La procureure de la Couronne Lise Archambault n'avait jamais porté d'accusations de témoignages contradictoires dans sa carrière. Mais dans le cas de Guy Lafleur, en 2008, cela s'imposait.

«Ce n'était pas banal, dire que ton fils reste chez vous pour qu'il soit remis en liberté. Quand on vient à la Cour, il faut dire la vérité», a fait valoir Me Lise Archambault, mercredi, dans le cadre du procès civil intenté par Guy Lafleur. 

Mme Archambault et une policière du SPVM, Françoise Fortin, sont visées par cette poursuite. L'ex-vedette du Canadien leur reproche de l'avoir accusé injustement et de la mauvaise manière, en lançant un mandat d'arrestation visé contre lui. Il réclame 2,16 millions de dollars en dommages. Déclaré coupable au terme de son procès, en 2009, il a été acquitté en Cour d'appel, l'année suivante.

Autorisé

Me Archambault est la procureure qui a autorisé le dossier contre Guy Lafleur, en janvier 2008, mais elle l'a fait avec l'approbation de ses supérieurs. C'était un dossier particulier, pas de ceux que l'on laisse dans un pigeonnier, a-t-elle illustré. On lui avait demandé de regarder les transcriptions des deux témoignages que M. Lafleur avait rendus, à l'automne 2007, pour voir s'il y avait matière à accusations. 

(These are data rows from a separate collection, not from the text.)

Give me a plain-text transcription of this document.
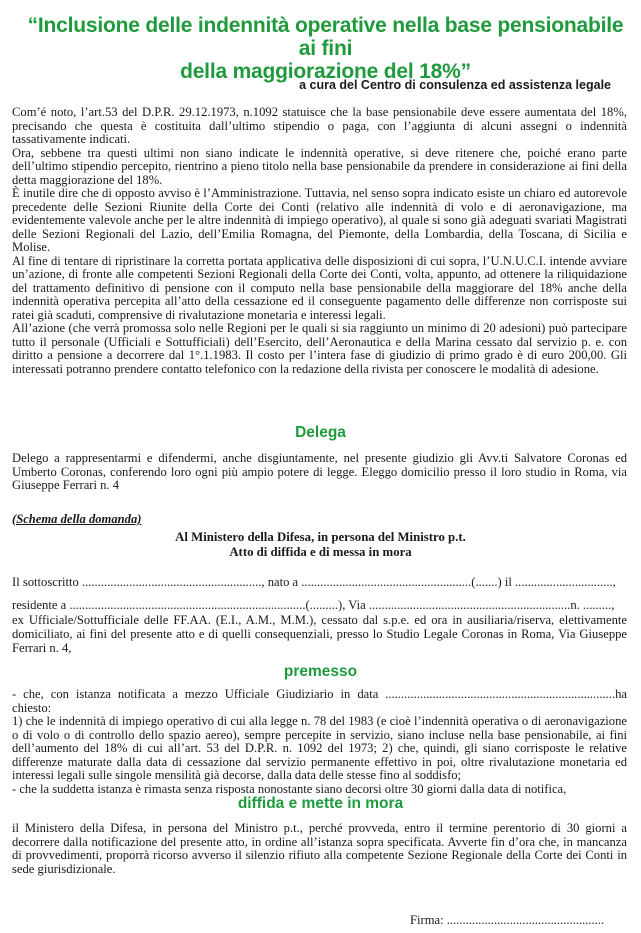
“Inclusione delle indennità operative nella base pensionabile ai fini
della maggiorazione del 18%”
a cura del Centro di consulenza ed assistenza legale

Com’é noto, l’art.53 del D.P.R. 29.12.1973, n.1092 statuisce che la base pensionabile deve essere aumentata del 18%, precisando che questa è costituita dall’ultimo stipendio o paga, con l’aggiunta di alcuni assegni o indennità tassativamente indicati.

Ora, sebbene tra questi ultimi non siano indicate le indennità operative, si deve ritenere che, poiché erano parte dell’ultimo stipendio percepito, rientrino a pieno titolo nella base pensionabile da prendere in considerazione ai fini della detta maggiorazione del 18%.

È inutile dire che di opposto avviso è l’Amministrazione. Tuttavia, nel senso sopra indicato esiste un chiaro ed autorevole precedente delle Sezioni Riunite della Corte dei Conti (relativo alle indennità di volo e di aeronavigazione, ma evidentemente valevole anche per le altre indennità di impiego operativo), al quale si sono già adeguati svariati Magistrati delle Sezioni Regionali del Lazio, dell’Emilia Romagna, del Piemonte, della Lombardia, della Toscana, di Sicilia e Molise.

Al fine di tentare di ripristinare la corretta portata applicativa delle disposizioni di cui sopra, l’U.N.U.C.I. intende avviare un’azione, di fronte alle competenti Sezioni Regionali della Corte dei Conti, volta, appunto, ad ottenere la riliquidazione del trattamento definitivo di pensione con il computo nella base pensionabile della maggiorare del 18% anche della indennità operativa percepita all’atto della cessazione ed il conseguente pagamento delle differenze non corrisposte sui ratei già scaduti, comprensive di rivalutazione monetaria e interessi legali.

All’azione (che verrà promossa solo nelle Regioni per le quali si sia raggiunto un minimo di 20 adesioni) può partecipare tutto il personale (Ufficiali e Sottufficiali) dell’Esercito, dell’Aeronautica e della Marina cessato dal servizio p. e. con diritto a pensione a decorrere dal 1°.1.1983. Il costo per l’intera fase di giudizio di primo grado è di euro 200,00. Gli interessati potranno prendere contatto telefonico con la redazione della rivista per conoscere le modalità di adesione.

Delega

Delego a rappresentarmi e difendermi, anche disgiuntamente, nel presente giudizio gli Avv.ti Salvatore Coronas ed Umberto Coronas, conferendo loro ogni più ampio potere di legge. Eleggo domicilio presso il loro studio in Roma, via Giuseppe Ferrari n. 4

(Schema della domanda)
Al Ministero della Difesa, in persona del Ministro p.t.
Atto di diffida e di messa in mora

Il sottoscritto ........................................................., nato a ......................................................(.......) il ...............................,

residente a ...........................................................................(.........), Via ................................................................n. .........,

ex Ufficiale/Sottufficiale delle FF.AA. (E.I., A.M., M.M.), cessato dal s.p.e. ed ora in ausiliaria/riserva, elettivamente domiciliato, ai fini del presente atto e di quelli consequenziali, presso lo Studio Legale Coronas in Roma, Via Giuseppe Ferrari n. 4,

premesso

- che, con istanza notificata a mezzo Ufficiale Giudiziario in data .........................................................................ha chiesto:

1) che le indennità di impiego operativo di cui alla legge n. 78 del 1983 (e cioè l’indennità operativa o di aeronavigazione o di volo o di controllo dello spazio aereo), sempre percepite in servizio, siano incluse nella base pensionabile, ai fini dell’aumento del 18% di cui all’art. 53 del D.P.R. n. 1092 del 1973; 2) che, quindi, gli siano corrisposte le relative differenze maturate dalla data di cessazione dal servizio permanente effettivo in poi, oltre rivalutazione monetaria ed interessi legali sulle singole mensilità già decorse, dalla data delle stesse fino al soddisfo;

- che la suddetta istanza è rimasta senza risposta nonostante siano decorsi oltre 30 giorni dalla data di notifica,

diffida e mette in mora

il Ministero della Difesa, in persona del Ministro p.t., perché provveda, entro il termine perentorio di 30 giorni a decorrere dalla notificazione del presente atto, in ordine all’istanza sopra specificata. Avverte fin d’ora che, in mancanza di provvedimenti, proporrà ricorso avverso il silenzio rifiuto alla competente Sezione Regionale della Corte dei Conti in sede giurisdizionale.

Firma: ..................................................
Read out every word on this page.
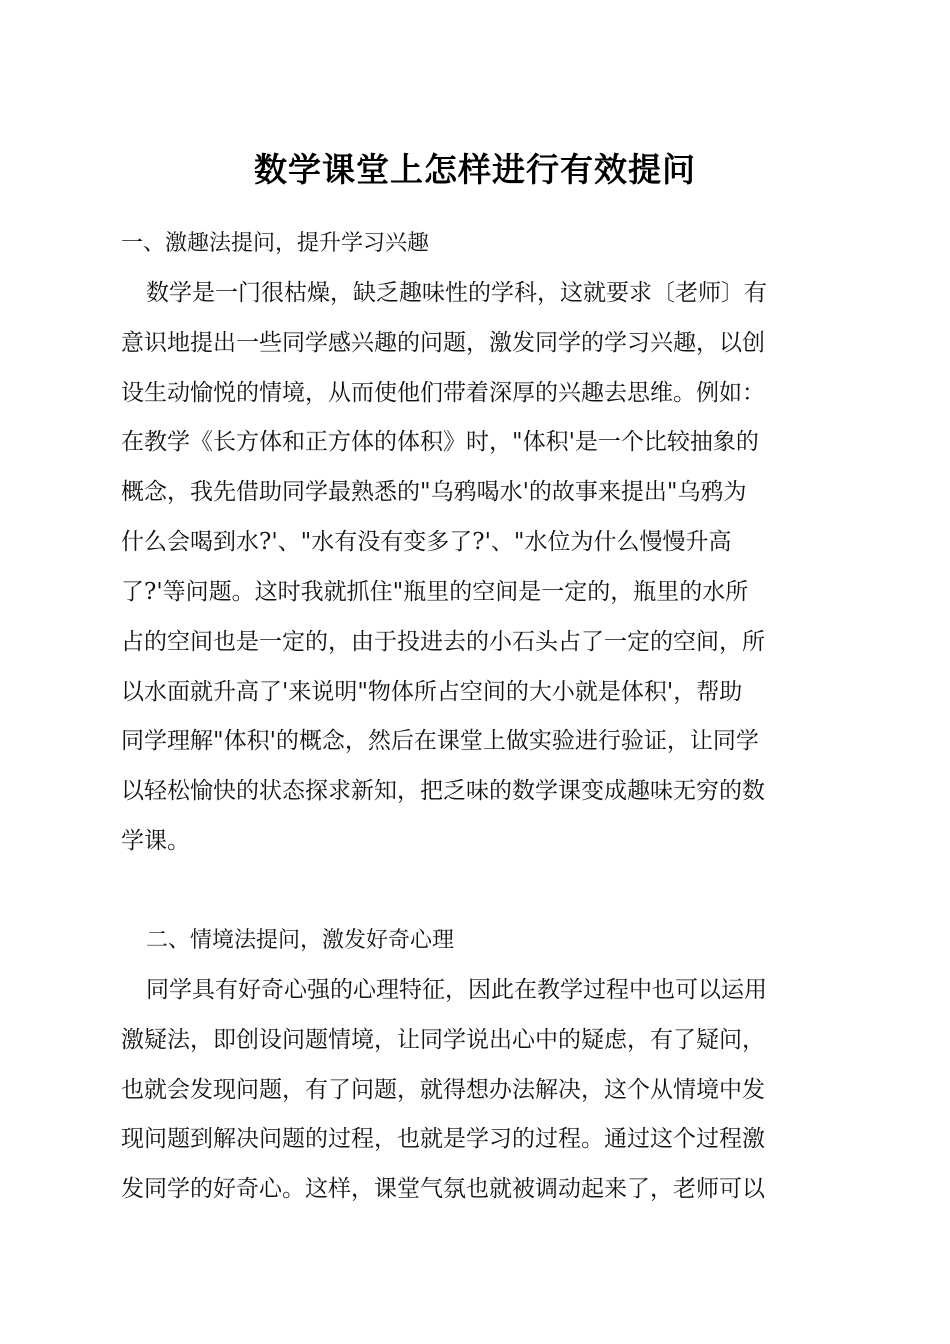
数学课堂上怎样进行有效提问

一、激趣法提问，提升学习兴趣

数学是一门很枯燥，缺乏趣味性的学科，这就要求〔老师〕有

意识地提出一些同学感兴趣的问题，激发同学的学习兴趣，以创

设生动愉悦的情境，从而使他们带着深厚的兴趣去思维。例如：

在教学《长方体和正方体的体积》时，"体积'是一个比较抽象的

概念，我先借助同学最熟悉的"乌鸦喝水'的故事来提出"乌鸦为

什么会喝到水?'、"水有没有变多了?'、"水位为什么慢慢升高

了?'等问题。这时我就抓住"瓶里的空间是一定的，瓶里的水所

占的空间也是一定的，由于投进去的小石头占了一定的空间，所

以水面就升高了'来说明"物体所占空间的大小就是体积'，帮助

同学理解"体积'的概念，然后在课堂上做实验进行验证，让同学

以轻松愉快的状态探求新知，把乏味的数学课变成趣味无穷的数

学课。

二、情境法提问，激发好奇心理

同学具有好奇心强的心理特征，因此在教学过程中也可以运用

激疑法，即创设问题情境，让同学说出心中的疑虑，有了疑问，

也就会发现问题，有了问题，就得想办法解决，这个从情境中发

现问题到解决问题的过程，也就是学习的过程。通过这个过程激

发同学的好奇心。这样，课堂气氛也就被调动起来了，老师可以
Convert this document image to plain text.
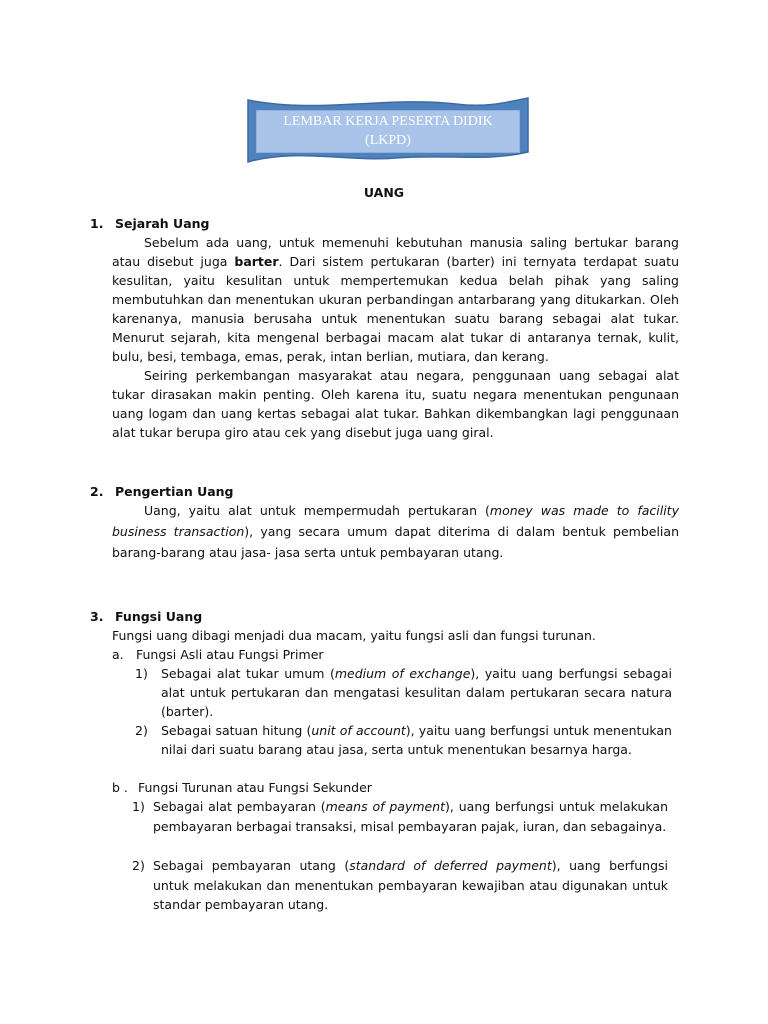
LEMBAR KERJA PESERTA DIDIK
(LKPD)
UANG
1. Sejarah Uang

Sebelum ada uang, untuk memenuhi kebutuhan manusia saling bertukar barang atau disebut juga barter. Dari sistem pertukaran (barter) ini ternyata terdapat suatu kesulitan, yaitu kesulitan untuk mempertemukan kedua belah pihak yang saling membutuhkan dan menentukan ukuran perbandingan antarbarang yang ditukarkan. Oleh karenanya, manusia berusaha untuk menentukan suatu barang sebagai alat tukar. Menurut sejarah, kita mengenal berbagai macam alat tukar di antaranya ternak, kulit, bulu, besi, tembaga, emas, perak, intan berlian, mutiara, dan kerang.

Seiring perkembangan masyarakat atau negara, penggunaan uang sebagai alat tukar dirasakan makin penting. Oleh karena itu, suatu negara menentukan pengunaan uang logam dan uang kertas sebagai alat tukar. Bahkan dikembangkan lagi penggunaan alat tukar berupa giro atau cek yang disebut juga uang giral.

2. Pengertian Uang

Uang, yaitu alat untuk mempermudah pertukaran (money was made to facility business transaction), yang secara umum dapat diterima di dalam bentuk pembelian barang-barang atau jasa- jasa serta untuk pembayaran utang.

3. Fungsi Uang
Fungsi uang dibagi menjadi dua macam, yaitu fungsi asli dan fungsi turunan.
a. Fungsi Asli atau Fungsi Primer
1) Sebagai alat tukar umum (medium of exchange), yaitu uang berfungsi sebagai alat untuk pertukaran dan mengatasi kesulitan dalam pertukaran secara natura (barter).

2) Sebagai satuan hitung (unit of account), yaitu uang berfungsi untuk menentukan nilai dari suatu barang atau jasa, serta untuk menentukan besarnya harga.

b . Fungsi Turunan atau Fungsi Sekunder
1) Sebagai alat pembayaran (means of payment), uang berfungsi untuk melakukan pembayaran berbagai transaksi, misal pembayaran pajak, iuran, dan sebagainya.

2) Sebagai pembayaran utang (standard of deferred payment), uang berfungsi untuk melakukan dan menentukan pembayaran kewajiban atau digunakan untuk standar pembayaran utang.
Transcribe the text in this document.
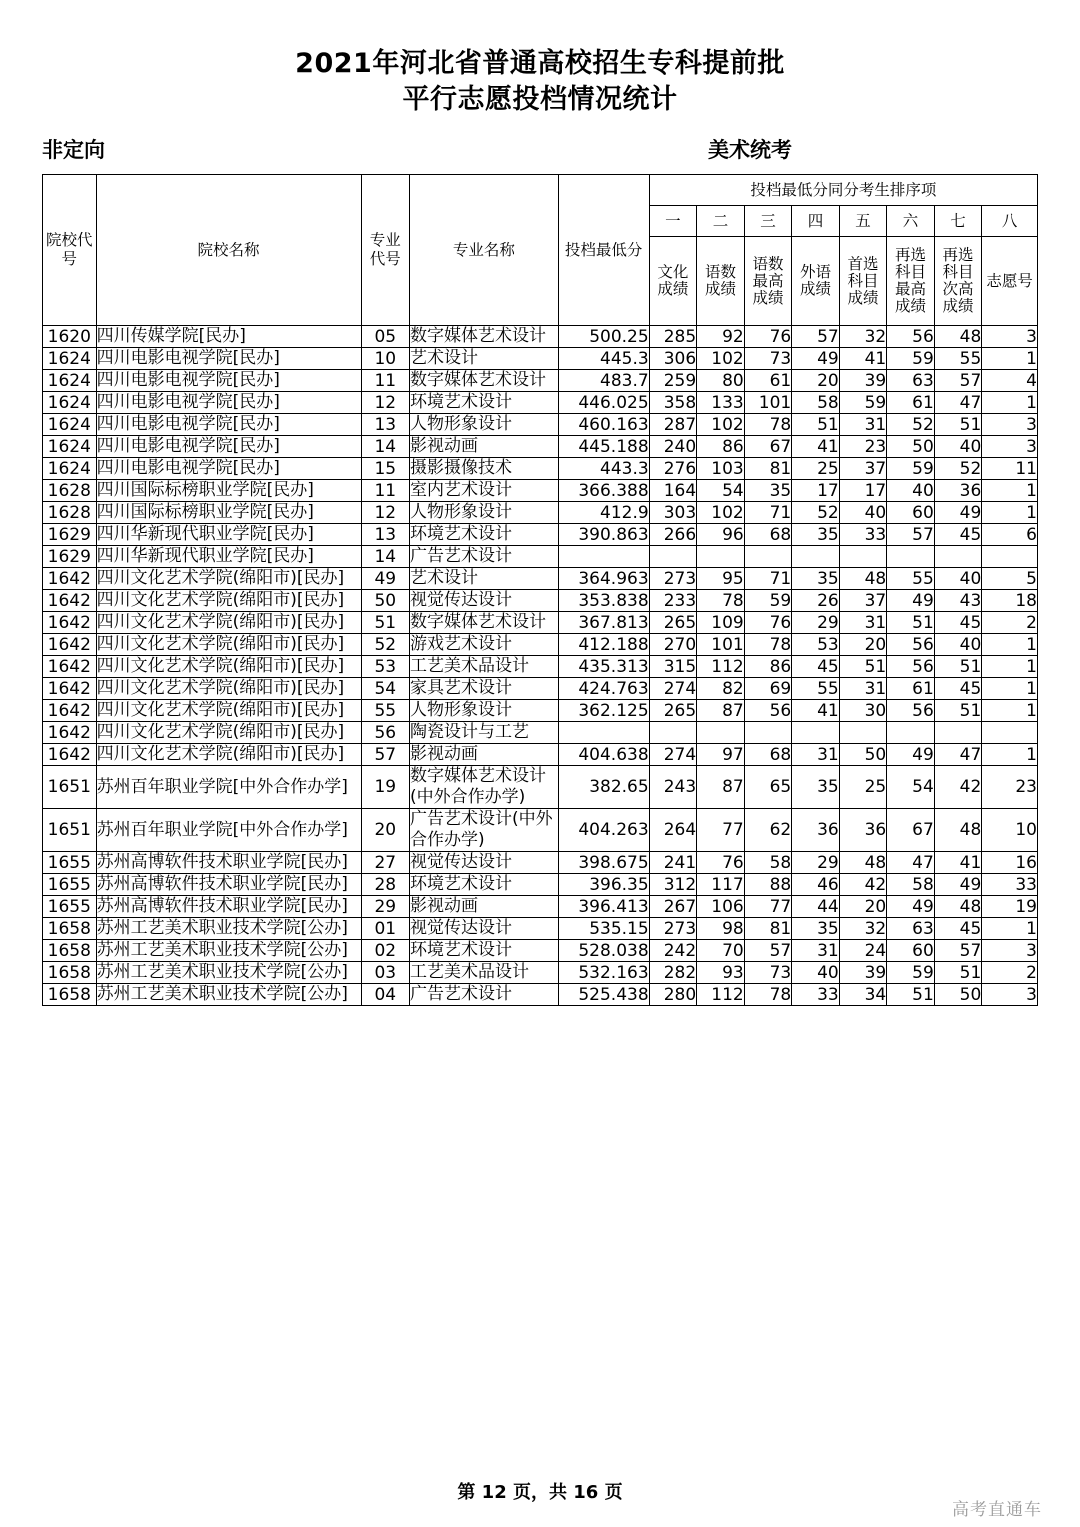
2021年河北省普通高校招生专科提前批
平行志愿投档情况统计
非定向	美术统考
院校代号	院校名称	专业代号	专业名称	投档最低分	投档最低分同分考生排序项							
					一	二	三	四	五	六	七	八
					文化成绩	语数成绩	语数最高成绩	外语成绩	首选科目成绩	再选科目最高成绩	再选科目次高成绩	志愿号
1620	四川传媒学院[民办]	05	数字媒体艺术设计	500.25	285	92	76	57	32	56	48	3
1624	四川电影电视学院[民办]	10	艺术设计	445.3	306	102	73	49	41	59	55	1
1624	四川电影电视学院[民办]	11	数字媒体艺术设计	483.7	259	80	61	20	39	63	57	4
1624	四川电影电视学院[民办]	12	环境艺术设计	446.025	358	133	101	58	59	61	47	1
1624	四川电影电视学院[民办]	13	人物形象设计	460.163	287	102	78	51	31	52	51	3
1624	四川电影电视学院[民办]	14	影视动画	445.188	240	86	67	41	23	50	40	3
1624	四川电影电视学院[民办]	15	摄影摄像技术	443.3	276	103	81	25	37	59	52	11
1628	四川国际标榜职业学院[民办]	11	室内艺术设计	366.388	164	54	35	17	17	40	36	1
1628	四川国际标榜职业学院[民办]	12	人物形象设计	412.9	303	102	71	52	40	60	49	1
1629	四川华新现代职业学院[民办]	13	环境艺术设计	390.863	266	96	68	35	33	57	45	6
1629	四川华新现代职业学院[民办]	14	广告艺术设计									
1642	四川文化艺术学院(绵阳市)[民办]	49	艺术设计	364.963	273	95	71	35	48	55	40	5
1642	四川文化艺术学院(绵阳市)[民办]	50	视觉传达设计	353.838	233	78	59	26	37	49	43	18
1642	四川文化艺术学院(绵阳市)[民办]	51	数字媒体艺术设计	367.813	265	109	76	29	31	51	45	2
1642	四川文化艺术学院(绵阳市)[民办]	52	游戏艺术设计	412.188	270	101	78	53	20	56	40	1
1642	四川文化艺术学院(绵阳市)[民办]	53	工艺美术品设计	435.313	315	112	86	45	51	56	51	1
1642	四川文化艺术学院(绵阳市)[民办]	54	家具艺术设计	424.763	274	82	69	55	31	61	45	1
1642	四川文化艺术学院(绵阳市)[民办]	55	人物形象设计	362.125	265	87	56	41	30	56	51	1
1642	四川文化艺术学院(绵阳市)[民办]	56	陶瓷设计与工艺									
1642	四川文化艺术学院(绵阳市)[民办]	57	影视动画	404.638	274	97	68	31	50	49	47	1
1651	苏州百年职业学院[中外合作办学]	19	数字媒体艺术设计(中外合作办学)	382.65	243	87	65	35	25	54	42	23
1651	苏州百年职业学院[中外合作办学]	20	广告艺术设计(中外合作办学)	404.263	264	77	62	36	36	67	48	10
1655	苏州高博软件技术职业学院[民办]	27	视觉传达设计	398.675	241	76	58	29	48	47	41	16
1655	苏州高博软件技术职业学院[民办]	28	环境艺术设计	396.35	312	117	88	46	42	58	49	33
1655	苏州高博软件技术职业学院[民办]	29	影视动画	396.413	267	106	77	44	20	49	48	19
1658	苏州工艺美术职业技术学院[公办]	01	视觉传达设计	535.15	273	98	81	35	32	63	45	1
1658	苏州工艺美术职业技术学院[公办]	02	环境艺术设计	528.038	242	70	57	31	24	60	57	3
1658	苏州工艺美术职业技术学院[公办]	03	工艺美术品设计	532.163	282	93	73	40	39	59	51	2
1658	苏州工艺美术职业技术学院[公办]	04	广告艺术设计	525.438	280	112	78	33	34	51	50	3
第 12 页，共 16 页
高考直通车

À cette époque, le fils de Guy Lafleur, Mark, avait été réincarcéré parce que la maison de thérapie ne voulait plus le garder. En septembre, le jeune homme se retrouvait devant le juge Robert Sansfaçon, pour tenter de retrouver sa liberté. Son père, Guy, s'est porté garant de son fils en disant que celui-ci était toujours rentré à la maison quand il avait des autorisations de sortie de la maison de thérapie l'Exode.

Un mois plus tard, devant la juge de la Cour supérieure Carole Cohen, Guy Lafleur a toutefois reconnu que son fils était allé coucher à l'hôtel à quelques reprises, avec son approbation, afin d'avoir de l'intimité avec une nouvelle copine. M. Lafleur avait été averti quelques minutes avant l'audience, que le ministère public avec une facture de l'hôtel en main. Il aurait pu renoncer à témoigner, mais il l'a fait quand même, soutenant qu'il n'avait rien à cacher. «Ce n'était pas banal. Ce n'est pas lui qui a déballé son sac. Les enquêteurs avaient enquêté», a témoigné Me Archambault. 

Tous d'accord

La procureure a soumis ses conclusions lors d'une rencontre avec ses patrons, le 14 janvier 2008. «Tout le monde autour de la table était du même avis», a-t-elle expliqué lors de son témoignage. Elle a eu le feu vert pour autoriser la plainte.

Pour Me Archambault, il s'agissait d'une accusation grave. En raison de cette gravité, elle n'a jamais envisagé de procéder par sommation, qui fait en sorte qu'une personne doit se présenter au palais de justice à une date précise pour être accusé. Elle a procédé par mandat d'arrestation visé, ce qui fait que M. Lafleur a été contraint de se présenter au poste de police. Sur place, il a été arrêté «techniquement», et remis en liberté avec une promesse de comparaître. 

Me Alexandre Bergevin, un des avocats qui représente M. Lafleur, a fait admettre à la procureure que son client ne représentait aucun danger. Il n'avait aucun antécédent, ne risquait pas de fuir...

Me Archambault a soutenu qu'il s'agissait d'une accusation grave, et que l'arrêt d'agir était important. M. Lafleur devait témoigner à nouveau en mars 2008. 

«On voulait qu'il rende un témoignage franc. Je voulais qu'il ait le temps de se virer de bord et se prendre en main.»

Le procès se poursuit en après-midi.